Lastly, pain opens us up to appreciate the neutral and pleasure states our senses take us into. The more time we spend on the pain side of the spectrum, the better we experience pleasure. I’d strongly suggest watching Brene Brown’s beautiful talk on vulnerability to understand my point even more, which I’ve included below.
Mindfulness, put simply, is the practice of paying attention to our mind and body, noticing when we experiences pain or pleasure. Instead of escaping our pain and holding onto our pleasure, embrace whatever sense we’re having at this very moment, recognize it as temporary, and see how our body feels. It’s normal to be relieved knowing pain is temporary and sad when pleasure isn’t forever. Notice your reactions, too.
Study our fear, say to ourselves that we’re scared, but return to our body, notice our breath. Notice that though we may be scared or in pain now, that we’re still breathing, that our body is constant. Notice our feet on the ground or our butt on the chair. As soon as we notice our body and mind, we’re reminded of the impermanent state of things. We’re reminded that whatever bad or good feeling we have is temporary. Mindfulness helps us to be more subjective in the way we react to pain and pleasure. Mindfulness helps us find a lasting, stable inner peace.
You can practice mindfulness at any time throughout the day. Practice when you’re scared, when you’re in transit, when you’re happy.
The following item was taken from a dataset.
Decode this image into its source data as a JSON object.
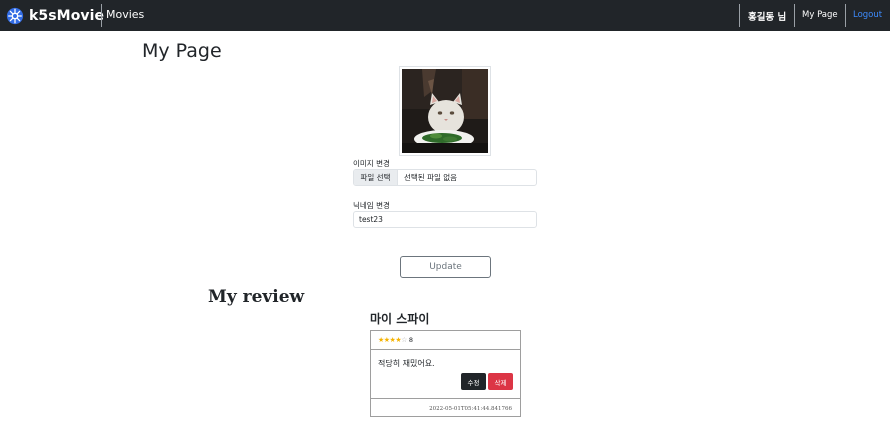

Name your thoughts and senses, both good and bad. Notice when you’re scared, or when you’re happy. Find your breath and take a scan of your body, noticing how it’s connected to the Earth. Try a few guided meditations — I highly recommend UCLA’s Mindful Awareness Research Center guided meditations.
I can’t recommend practicing mindfulness enough. It’s helped me face my fears and achieve a very stable inner peace and happiness. I expect it can do the same for you, too.